A legislação citada surge a partir do Estado Novo com a edição do Decreto-Lei n.° 4657, de 04.09.1942. Decretos-Leis passaram a ser utilizados a partir da Carta de 1937 (arts. 12, 13 e 72, b) não sendo mais possível a partir da Constituição Federal de 1988, recepcionando-se aqueles que não estivessem em desalinho com a nova ordem constitucional. Os decretos-leis, pela leitura do art. 12 da Carta de 1937, tinham natureza análoga à lei delegada. A LINDB serviu como solução- resposta à grande onda imigratória pós-Proclamação da República que durou até os anos 1930.
No caso, chamamos a atenção especificamente da previsão da possibilidade da utilização da repristinação, prevista no art. 2°, § 3° da LINDB, mas em período histórico muito anterior. Embora rara, houve uma avalanche repristinatória no Direito brasileiro, sendo quiça, o primeiro caso de repristinação em 1823.
O grande criminalista pernambucano Anibal Bruno cita que houve a revogação temporária de penas cruéis como degredo, infâmia, tortura, dentre outras previstas no Livro V das Ordenações Filipinas com o advento das Bases da Constituição Política da Monarquia Portuguesa de 10 de março de 1821, art. 12. As Bases eram o instrumento legal de natureza liberal que colocava fim na forma arbitrária e cruel de punições aos reinícolas.
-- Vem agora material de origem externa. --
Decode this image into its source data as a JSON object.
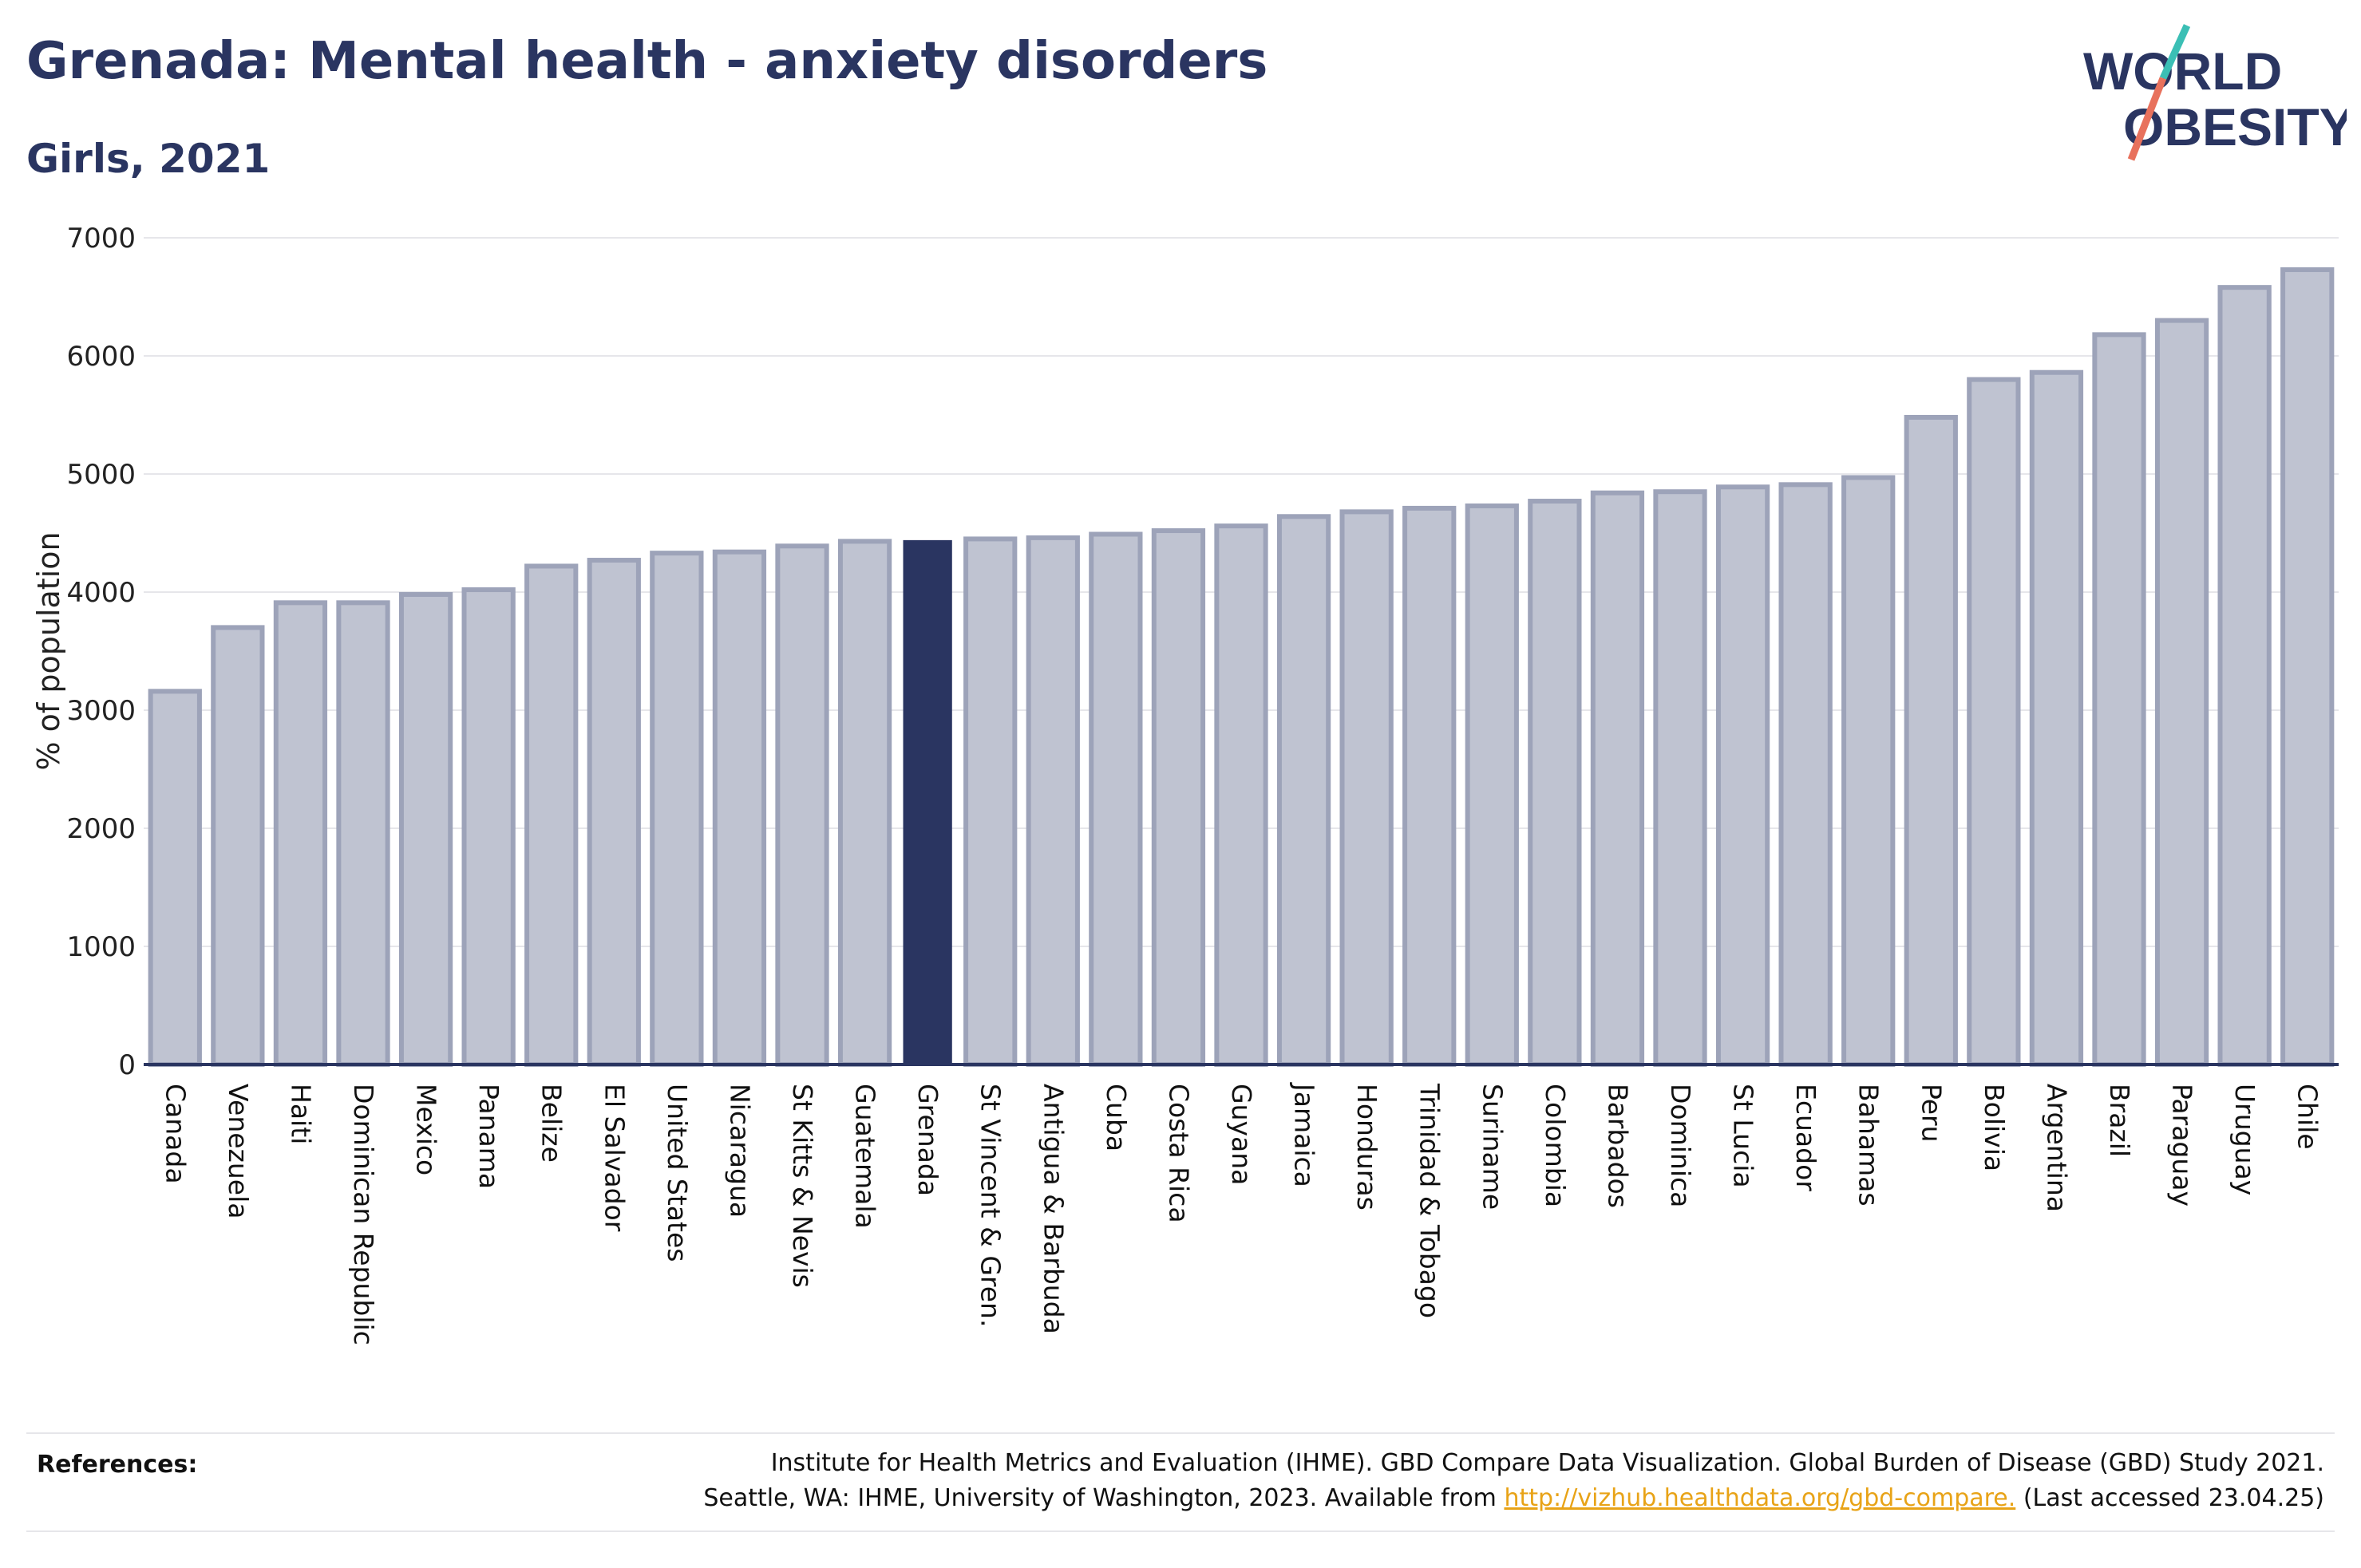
{
  "header": {
    "title": "Grenada: Mental health - anxiety disorders",
    "subtitle": "Girls, 2021"
  },
  "logo": {
    "line1": "WORLD",
    "line2": "OBESITY"
  },
  "chart_data": {
    "type": "bar",
    "ylabel": "% of population",
    "xlabel": "",
    "ylim": [
      0,
      7000
    ],
    "yticks": [
      0,
      1000,
      2000,
      3000,
      4000,
      5000,
      6000,
      7000
    ],
    "grid": true,
    "highlight": "Grenada",
    "colors": {
      "bar": "#bfc3d1",
      "bar_border": "#9da3b9",
      "highlight": "#2a3561",
      "axis": "#2a3561",
      "grid": "#e6e6ea"
    },
    "categories": [
      "Canada",
      "Venezuela",
      "Haiti",
      "Dominican Republic",
      "Mexico",
      "Panama",
      "Belize",
      "El Salvador",
      "United States",
      "Nicaragua",
      "St Kitts & Nevis",
      "Guatemala",
      "Grenada",
      "St Vincent & Gren.",
      "Antigua & Barbuda",
      "Cuba",
      "Costa Rica",
      "Guyana",
      "Jamaica",
      "Honduras",
      "Trinidad & Tobago",
      "Suriname",
      "Colombia",
      "Barbados",
      "Dominica",
      "St Lucia",
      "Ecuador",
      "Bahamas",
      "Peru",
      "Bolivia",
      "Argentina",
      "Brazil",
      "Paraguay",
      "Uruguay",
      "Chile"
    ],
    "values": [
      3160,
      3700,
      3910,
      3910,
      3980,
      4020,
      4220,
      4270,
      4330,
      4340,
      4390,
      4430,
      4440,
      4450,
      4460,
      4490,
      4520,
      4560,
      4640,
      4680,
      4710,
      4730,
      4770,
      4840,
      4850,
      4890,
      4910,
      4970,
      5480,
      5800,
      5860,
      6180,
      6300,
      6580,
      6730
    ]
  },
  "references": {
    "label": "References:",
    "line1": "Institute for Health Metrics and Evaluation (IHME). GBD Compare Data Visualization. Global Burden of Disease (GBD) Study 2021.",
    "line2_prefix": "Seattle, WA: IHME, University of Washington, 2023. Available from ",
    "link": "http://vizhub.healthdata.org/gbd-compare.",
    "line2_suffix": " (Last accessed 23.04.25)"
  }
}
Houve, porém, a restauração das penas cruéis pela Lei de 20 de Outubro de 1823. O Brasil já era Império ao tempo da repristinação das Ordenações Filipinas que em matéria penal vigorou até o Código Criminal de 1830.
O que chama a atenção é para o formato materialmente constitucional das Bases da Constituição Política da Monarquia Portuguesa, com o respeito aos direitos individuais, como por exemplo a individualização da pena, excluindo a punição por infâmia para filhos e netos de criminosos.
Ocorre que apesar de rara no ordenamento brasileiro, o que se viu com a Lei de 20 de outubro de 1821 foi um grande fenômeno repristinatório de leis como será mostrado no final. Mas no que tange às Bases, surge uma outra problematização.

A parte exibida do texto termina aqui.